Dans un courrier du 28 novembre 2008 adressé au juge instructeur, l'OAI a
indiqué, en se fondant sur un rapport de son médecin conseil du 21 novembre
2008, qu'une incapacité de travail totale de l'assurée était justifiée depuis
le mois de février 2008 en raison des troubles psychotiques. En revanche, il
maintenait sa position pour la période antérieure.
B.b Dans ses déterminations du 9 décembre 2008, G.________ a modifié ses
conclusions en ce sens qu'elle a prétendu à une rente entière d'invalidité à
partir du 1er août 2006.
Invitée à se prononcer sur le rapport du SMR du 21 novembre 2008, la doctoresse
L.________ a précisé que l'assurée présentait des troubles psychiques depuis
2005 ayant entraîné des difficultés d'adaptation familiale, sociale et
professionnelle, ce qui permettait de penser que la pathologie psychotique
était bien antérieure à l'hospitalisation du 23 février 2008 (cf. rapport du 17
mars 2009). Egalement interpellé, le docteur B.________ a indiqué, dans un
rapport du 19 mars 2009, qu'il ne pouvait se prononcer sur le début des
troubles dont souffrait l'assurée. Toutefois, il relevait que celle-ci avait
fait l'objet d'une investigation neuropsychologique en mai 2007 qui concluait à
la présence de troubles attentionnels sévères pouvant être attribués à des
lésions post-traumatiques.

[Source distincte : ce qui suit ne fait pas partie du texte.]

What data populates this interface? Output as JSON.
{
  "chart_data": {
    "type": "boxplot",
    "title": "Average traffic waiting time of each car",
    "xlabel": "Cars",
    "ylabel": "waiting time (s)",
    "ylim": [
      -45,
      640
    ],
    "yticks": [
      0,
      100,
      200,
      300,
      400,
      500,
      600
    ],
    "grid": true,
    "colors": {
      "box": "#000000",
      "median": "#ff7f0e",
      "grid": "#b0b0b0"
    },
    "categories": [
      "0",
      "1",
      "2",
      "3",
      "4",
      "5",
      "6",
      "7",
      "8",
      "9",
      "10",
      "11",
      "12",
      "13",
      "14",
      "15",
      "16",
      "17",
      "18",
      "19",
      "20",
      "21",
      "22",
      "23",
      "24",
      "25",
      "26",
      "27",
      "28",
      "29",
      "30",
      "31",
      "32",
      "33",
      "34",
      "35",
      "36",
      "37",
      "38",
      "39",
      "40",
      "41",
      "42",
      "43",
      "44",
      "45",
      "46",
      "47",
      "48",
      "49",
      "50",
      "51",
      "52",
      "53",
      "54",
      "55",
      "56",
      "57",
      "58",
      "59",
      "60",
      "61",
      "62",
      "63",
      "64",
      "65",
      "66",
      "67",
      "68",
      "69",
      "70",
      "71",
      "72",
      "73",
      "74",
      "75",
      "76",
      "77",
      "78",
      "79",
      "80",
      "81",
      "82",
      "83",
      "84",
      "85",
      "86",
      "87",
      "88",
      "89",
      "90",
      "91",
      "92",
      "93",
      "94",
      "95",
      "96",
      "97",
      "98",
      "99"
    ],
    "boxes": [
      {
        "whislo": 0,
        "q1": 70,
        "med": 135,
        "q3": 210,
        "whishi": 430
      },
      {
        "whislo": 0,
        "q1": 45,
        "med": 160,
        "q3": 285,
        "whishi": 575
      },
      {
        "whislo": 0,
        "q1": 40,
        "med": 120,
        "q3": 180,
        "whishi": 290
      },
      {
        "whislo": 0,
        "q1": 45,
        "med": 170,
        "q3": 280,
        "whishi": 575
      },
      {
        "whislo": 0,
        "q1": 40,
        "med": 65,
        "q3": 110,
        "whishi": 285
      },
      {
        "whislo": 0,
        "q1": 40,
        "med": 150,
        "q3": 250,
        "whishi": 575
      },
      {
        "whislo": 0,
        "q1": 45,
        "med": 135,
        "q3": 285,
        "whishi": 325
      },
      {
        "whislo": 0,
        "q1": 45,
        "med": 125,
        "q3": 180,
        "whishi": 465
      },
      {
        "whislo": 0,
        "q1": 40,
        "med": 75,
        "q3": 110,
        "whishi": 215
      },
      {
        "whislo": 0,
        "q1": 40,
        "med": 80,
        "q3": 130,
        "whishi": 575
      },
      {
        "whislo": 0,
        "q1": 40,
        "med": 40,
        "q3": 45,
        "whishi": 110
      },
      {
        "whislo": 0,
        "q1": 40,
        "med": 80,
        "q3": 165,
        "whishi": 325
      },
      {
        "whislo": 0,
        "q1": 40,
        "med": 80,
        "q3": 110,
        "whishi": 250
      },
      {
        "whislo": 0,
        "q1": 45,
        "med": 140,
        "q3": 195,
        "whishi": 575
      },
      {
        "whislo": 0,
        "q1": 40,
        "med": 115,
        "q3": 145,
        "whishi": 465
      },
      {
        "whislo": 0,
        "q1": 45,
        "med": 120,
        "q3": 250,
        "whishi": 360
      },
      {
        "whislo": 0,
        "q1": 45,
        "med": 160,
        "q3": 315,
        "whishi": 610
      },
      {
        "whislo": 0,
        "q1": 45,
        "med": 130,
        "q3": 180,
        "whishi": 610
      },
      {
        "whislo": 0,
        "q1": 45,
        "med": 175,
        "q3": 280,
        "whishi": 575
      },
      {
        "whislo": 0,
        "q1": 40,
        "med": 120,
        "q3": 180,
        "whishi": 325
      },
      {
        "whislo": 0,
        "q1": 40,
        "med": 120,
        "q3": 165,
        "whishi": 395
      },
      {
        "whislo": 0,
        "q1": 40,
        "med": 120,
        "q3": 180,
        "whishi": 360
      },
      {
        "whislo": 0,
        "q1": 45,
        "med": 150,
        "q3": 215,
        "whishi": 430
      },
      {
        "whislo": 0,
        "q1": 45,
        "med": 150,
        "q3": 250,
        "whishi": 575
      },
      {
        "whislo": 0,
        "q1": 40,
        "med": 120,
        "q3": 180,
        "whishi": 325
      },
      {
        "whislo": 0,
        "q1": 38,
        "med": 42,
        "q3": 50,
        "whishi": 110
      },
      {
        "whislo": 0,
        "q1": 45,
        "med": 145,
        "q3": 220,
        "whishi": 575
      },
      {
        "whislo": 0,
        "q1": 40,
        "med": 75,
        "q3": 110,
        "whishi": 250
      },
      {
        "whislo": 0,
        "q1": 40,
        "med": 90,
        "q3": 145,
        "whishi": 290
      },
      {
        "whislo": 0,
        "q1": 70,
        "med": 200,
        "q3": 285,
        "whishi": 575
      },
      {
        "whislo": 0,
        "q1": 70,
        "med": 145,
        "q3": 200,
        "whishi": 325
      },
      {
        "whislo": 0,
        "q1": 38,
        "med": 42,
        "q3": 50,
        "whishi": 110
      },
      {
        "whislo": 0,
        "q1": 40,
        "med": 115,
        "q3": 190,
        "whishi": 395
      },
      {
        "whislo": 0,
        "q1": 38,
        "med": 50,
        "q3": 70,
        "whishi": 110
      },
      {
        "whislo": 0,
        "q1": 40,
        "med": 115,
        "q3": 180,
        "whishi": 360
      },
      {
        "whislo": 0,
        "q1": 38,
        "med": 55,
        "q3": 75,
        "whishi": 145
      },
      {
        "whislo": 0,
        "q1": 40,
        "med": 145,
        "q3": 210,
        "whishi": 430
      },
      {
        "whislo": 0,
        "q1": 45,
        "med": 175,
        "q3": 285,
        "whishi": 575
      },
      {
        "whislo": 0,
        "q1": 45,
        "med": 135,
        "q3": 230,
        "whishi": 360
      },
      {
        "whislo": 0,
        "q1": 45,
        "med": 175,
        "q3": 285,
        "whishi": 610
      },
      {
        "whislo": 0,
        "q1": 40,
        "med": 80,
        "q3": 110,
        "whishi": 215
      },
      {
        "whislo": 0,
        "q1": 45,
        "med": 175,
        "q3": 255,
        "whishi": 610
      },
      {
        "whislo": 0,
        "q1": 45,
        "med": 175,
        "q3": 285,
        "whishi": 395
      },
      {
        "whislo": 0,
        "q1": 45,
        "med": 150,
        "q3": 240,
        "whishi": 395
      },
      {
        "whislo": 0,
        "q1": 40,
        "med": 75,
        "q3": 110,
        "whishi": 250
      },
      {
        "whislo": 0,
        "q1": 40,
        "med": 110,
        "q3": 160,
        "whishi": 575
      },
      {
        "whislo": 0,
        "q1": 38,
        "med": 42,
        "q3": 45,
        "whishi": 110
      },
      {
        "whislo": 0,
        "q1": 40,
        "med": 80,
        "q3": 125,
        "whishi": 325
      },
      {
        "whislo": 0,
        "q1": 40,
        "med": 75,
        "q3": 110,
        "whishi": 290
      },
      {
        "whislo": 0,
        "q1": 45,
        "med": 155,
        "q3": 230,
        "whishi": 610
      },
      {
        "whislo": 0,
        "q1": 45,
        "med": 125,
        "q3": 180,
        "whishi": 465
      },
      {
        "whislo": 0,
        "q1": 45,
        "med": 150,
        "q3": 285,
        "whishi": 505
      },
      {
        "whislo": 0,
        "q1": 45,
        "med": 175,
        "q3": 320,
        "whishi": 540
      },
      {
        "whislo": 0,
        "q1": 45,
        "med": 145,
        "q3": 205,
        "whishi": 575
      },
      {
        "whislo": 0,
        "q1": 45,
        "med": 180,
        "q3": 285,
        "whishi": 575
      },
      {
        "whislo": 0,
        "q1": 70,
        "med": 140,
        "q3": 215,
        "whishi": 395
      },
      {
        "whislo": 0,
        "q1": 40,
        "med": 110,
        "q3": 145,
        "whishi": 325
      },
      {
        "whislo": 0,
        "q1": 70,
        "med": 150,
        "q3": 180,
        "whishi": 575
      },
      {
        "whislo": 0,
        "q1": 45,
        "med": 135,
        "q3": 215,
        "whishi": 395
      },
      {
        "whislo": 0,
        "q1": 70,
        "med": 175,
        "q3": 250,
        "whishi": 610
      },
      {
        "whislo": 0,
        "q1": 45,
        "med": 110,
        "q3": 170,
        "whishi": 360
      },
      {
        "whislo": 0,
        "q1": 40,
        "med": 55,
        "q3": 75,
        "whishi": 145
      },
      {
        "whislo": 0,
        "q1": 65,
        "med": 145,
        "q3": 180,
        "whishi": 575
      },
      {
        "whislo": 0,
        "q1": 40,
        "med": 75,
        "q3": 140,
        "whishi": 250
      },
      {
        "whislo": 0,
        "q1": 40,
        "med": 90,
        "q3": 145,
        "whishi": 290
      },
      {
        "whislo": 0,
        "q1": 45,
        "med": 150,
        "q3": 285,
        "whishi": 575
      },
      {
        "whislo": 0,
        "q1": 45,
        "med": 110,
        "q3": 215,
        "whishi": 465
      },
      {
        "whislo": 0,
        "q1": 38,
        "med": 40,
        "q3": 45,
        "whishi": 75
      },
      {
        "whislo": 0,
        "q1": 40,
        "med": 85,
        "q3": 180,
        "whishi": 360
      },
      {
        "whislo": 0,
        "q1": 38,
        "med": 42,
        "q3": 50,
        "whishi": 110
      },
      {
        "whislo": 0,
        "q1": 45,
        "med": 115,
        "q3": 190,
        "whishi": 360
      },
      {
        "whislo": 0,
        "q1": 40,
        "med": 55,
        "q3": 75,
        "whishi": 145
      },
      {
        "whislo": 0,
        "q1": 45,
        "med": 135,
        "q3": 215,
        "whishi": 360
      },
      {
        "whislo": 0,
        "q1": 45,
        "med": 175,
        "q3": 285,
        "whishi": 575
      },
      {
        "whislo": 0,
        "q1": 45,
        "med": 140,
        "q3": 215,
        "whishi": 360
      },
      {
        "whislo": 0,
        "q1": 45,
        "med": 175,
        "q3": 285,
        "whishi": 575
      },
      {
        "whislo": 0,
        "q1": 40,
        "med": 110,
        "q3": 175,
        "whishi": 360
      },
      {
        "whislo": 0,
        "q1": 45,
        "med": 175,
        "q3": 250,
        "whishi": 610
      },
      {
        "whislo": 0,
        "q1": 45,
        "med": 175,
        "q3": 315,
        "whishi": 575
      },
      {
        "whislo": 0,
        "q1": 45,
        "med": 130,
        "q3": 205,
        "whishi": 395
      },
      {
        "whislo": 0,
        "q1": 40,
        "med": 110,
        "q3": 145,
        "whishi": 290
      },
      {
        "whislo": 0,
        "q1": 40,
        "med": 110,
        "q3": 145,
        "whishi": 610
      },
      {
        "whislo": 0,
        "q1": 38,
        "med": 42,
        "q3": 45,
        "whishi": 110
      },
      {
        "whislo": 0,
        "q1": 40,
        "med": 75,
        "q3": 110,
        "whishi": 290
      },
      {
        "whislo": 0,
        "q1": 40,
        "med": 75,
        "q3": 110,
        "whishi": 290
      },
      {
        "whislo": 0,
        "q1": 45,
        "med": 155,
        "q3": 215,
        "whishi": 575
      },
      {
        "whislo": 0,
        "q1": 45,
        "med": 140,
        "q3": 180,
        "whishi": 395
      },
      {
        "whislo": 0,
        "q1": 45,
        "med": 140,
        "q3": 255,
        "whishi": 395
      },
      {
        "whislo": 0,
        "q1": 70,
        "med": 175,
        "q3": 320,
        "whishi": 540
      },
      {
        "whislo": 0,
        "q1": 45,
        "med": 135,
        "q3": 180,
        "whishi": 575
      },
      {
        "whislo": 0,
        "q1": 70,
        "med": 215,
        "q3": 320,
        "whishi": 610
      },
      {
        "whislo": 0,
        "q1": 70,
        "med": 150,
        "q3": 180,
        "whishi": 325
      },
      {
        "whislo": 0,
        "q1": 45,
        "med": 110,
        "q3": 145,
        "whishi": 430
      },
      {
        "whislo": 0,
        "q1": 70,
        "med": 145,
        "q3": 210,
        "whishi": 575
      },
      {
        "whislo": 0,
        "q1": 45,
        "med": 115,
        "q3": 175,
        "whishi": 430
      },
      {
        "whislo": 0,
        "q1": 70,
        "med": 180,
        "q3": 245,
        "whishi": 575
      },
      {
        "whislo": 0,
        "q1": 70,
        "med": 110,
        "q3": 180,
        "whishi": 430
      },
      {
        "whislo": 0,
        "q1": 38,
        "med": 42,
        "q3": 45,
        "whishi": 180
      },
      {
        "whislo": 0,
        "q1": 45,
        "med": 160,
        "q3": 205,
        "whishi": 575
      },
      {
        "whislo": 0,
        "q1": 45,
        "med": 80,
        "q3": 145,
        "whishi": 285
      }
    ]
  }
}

Selon le dossier médical, la neuropsychologue ayant
effectué les tests mettait également en avant la difficulté de faire la part
des choses du fait d'une importante symptomatologie anxio-dépressive. Au vu de
la méfiance et des limitations linguistiques de l'assurée, cette
symptomatologie anxio-dépressive pouvait déjà avoir été une symptomatologie
psychotique à bas-bruit. Le docteur B.________ a conclu que l'assurée avait
présenté des troubles depuis le mois de mai 2007 au moins. Il s'est prononcé en
faveur d'une schizophrénie hébéphrénique présente depuis la fin 2007, selon les
éléments du dossier psychiatrique. Il a cependant relevé que l'on pouvait
objectiver, dans le dossier de la Clinique V.________, une symptomatologie
psychiatrique antérieure avec un premier rapport du docteur W.________ (du 13
mars 2006) faisant état d'un trouble invalidant.
Par jugement du 11 septembre 2009, la Cour des assurances du Tribunal cantonal
du canton de Vaud a admis le recours et réformé la décision du 3 mars 2008 en
ce sens que G.________ avait droit à une rente entière d'invalidité à partir du
1er décembre 2006.

C.
L'OAI interjette un recours en matière de droit public contre ce jugement, dont
il requiert l'annulation, en concluant à la confirmation de sa décision du 3
mars 2008.
Le Tribunal fédéral a renoncé à procéder à un échange d'écritures.
Considérant en droit:

1.
Le recours en matière de droit public (art. 82 ss LTF) peut être formé pour
violation du droit au sens des art. 95 et 96 LTF. Le Tribunal fédéral applique
le droit d'office (art. 106 al. 1 LTF), n'examine en principe que les griefs
motivés (art. 42 al. 2 LTF) et fonde son raisonnement sur les faits retenus par
la juridiction de première instance (art. 105 al. 1 LTF) sauf s'ils ont été
établis de façon manifestement inexacte ou en violation du droit au sens de
l'art. 95 LTF auquel cas il peut les rectifier ou les compléter d'office (art.
105 al. 2 LTF). Le recourant ne peut critiquer la constatation de faits
importants pour le jugement de la cause que si ceux-ci ont été constatés en
violation du droit au sens de l'art. 95 LTF ou de façon manifestement inexacte
(art. 97 al. 1 LTF).

2.
2.1 Est seule litigieuse en l'espèce l'évaluation de la capacité de travail
exigible de l'intimée entre le mois de décembre 2005 et le mois de février
2008, le recourant ne contestant pas que les troubles psychotiques dont souffre
actuellement l'intimée l'empêchent d'exercer une quelconque activité
professionnelle depuis le mois de février 2008.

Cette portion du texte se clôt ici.